CARPA8 addressed the above-described thematic through three strands: Transitions and Transgressions, Thresholds and Frictions, Algorthmization and Automated Movement. Each strand was facilitated by a keynote speaker. Synne Bernhdt, Marcela Fuentes and Hanns Holger Rutz, pathfinders in dramaturgy, interdisciplinary performance and related research, with interests in digital environments and social activism, stimulated discussion throughout the conference. Additionally, each conference day was arranged differently. The first day, Colloquium, involved conference presentations.
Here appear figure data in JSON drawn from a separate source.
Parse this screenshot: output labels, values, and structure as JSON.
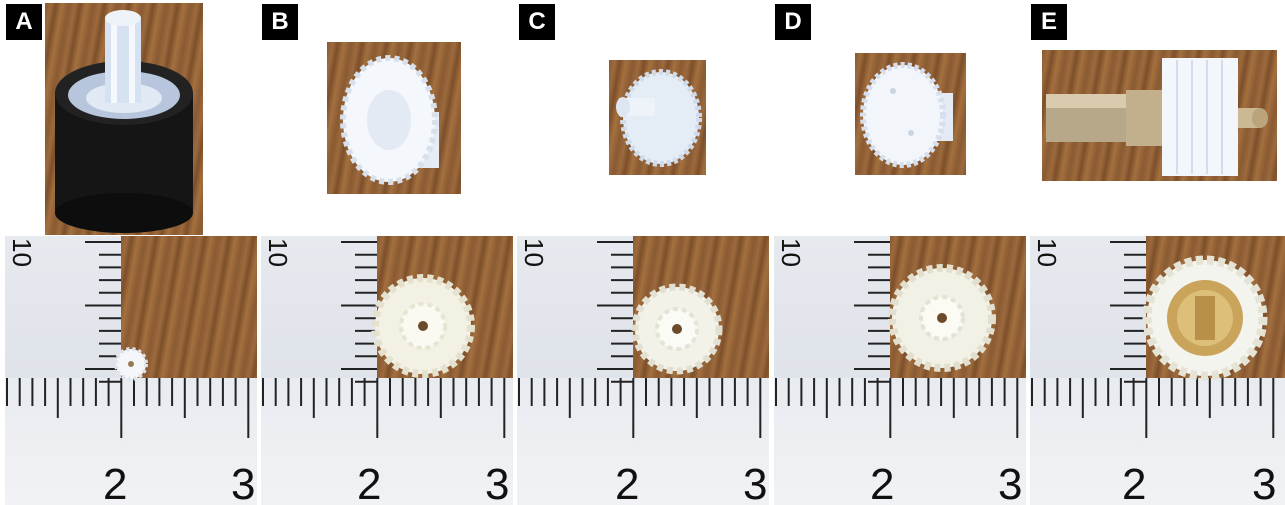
{
  "panels": [
    {
      "id": "A",
      "label": "A",
      "gear": "small-pinion",
      "scale": {
        "major_left": "2",
        "major_right": "3",
        "side": "10"
      }
    },
    {
      "id": "B",
      "label": "B",
      "gear": "double-gear",
      "scale": {
        "major_left": "2",
        "major_right": "3",
        "side": "10"
      }
    },
    {
      "id": "C",
      "label": "C",
      "gear": "double-gear",
      "scale": {
        "major_left": "2",
        "major_right": "3",
        "side": "10"
      }
    },
    {
      "id": "D",
      "label": "D",
      "gear": "double-gear",
      "scale": {
        "major_left": "2",
        "major_right": "3",
        "side": "10"
      }
    },
    {
      "id": "E",
      "label": "E",
      "gear": "gear-with-metal-shaft",
      "scale": {
        "major_left": "2",
        "major_right": "3",
        "side": "10"
      }
    }
  ],
  "colors": {
    "label_bg": "#000000",
    "label_fg": "#ffffff",
    "gear": "#f2f4f8",
    "wood": "#8a5a32",
    "ruler": "#e9eaee"
  }
}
The second day, Laboratory, engaged the conference participants in addressing questions in practical working groups, and the final day, Commons, brought together the findings from the pervious days.
With offerings by the keynotes and other presenters, the overall programme of CARPA8 was filled with thought and action provoking dramaturgical twists and related topics such as kaleidoscopic, intermedial, communal, corporeal, comparative, constellative as well as micro dramaturgies and coalitional, performance, interdisciplinary and endomation research, performance différée, curatorial and financial narratives, scores as social spaces, moving in ensembles, framed by a robot, taking a nap, listening to listening, digital interventions, happy moving images, moving with ghosts, performing interconnections, skinnspace, somatic REACH, rehearsing with non-humans, body/word performance writing, spooky action, dripping web, a fluffy octopus, fireflies, and devising. See program here sites.uniarts.fi/web/carpa/carpa-8.
What is exciting is that the collaborative aspect of the conference supported continued association between conference attendees. An international group of attendees set up an email list, with which they will continue to work on shared interests. Dramaturgy and artistic research both are processual, inquisitive and creative processes that always are at the threshold of introducing novel practice and insight to their diverse audiences. The conference made artistic research better known to the international cohort of dramaturges attending the conference and brought new insight for artist-researchers on how to set up especially collaborative research environments.
We are delighted to be able to offer you this conference proceedings with 19 articles and expositions evidencing and further discussing the contents of the conference. We hope this informatively reflects the fruitful interrogation that occurred at the conference and engagingly continues to highlight how action and movement can further various knowledges in dramaturgy and artistic research.
On behalf of the conference committee,
Leena Rouhiainen
Conference committee: Jess Applebaum, Otso Huopaniemi (chair), Leena Rouhiainen (chair) and Katalin Trencsényi.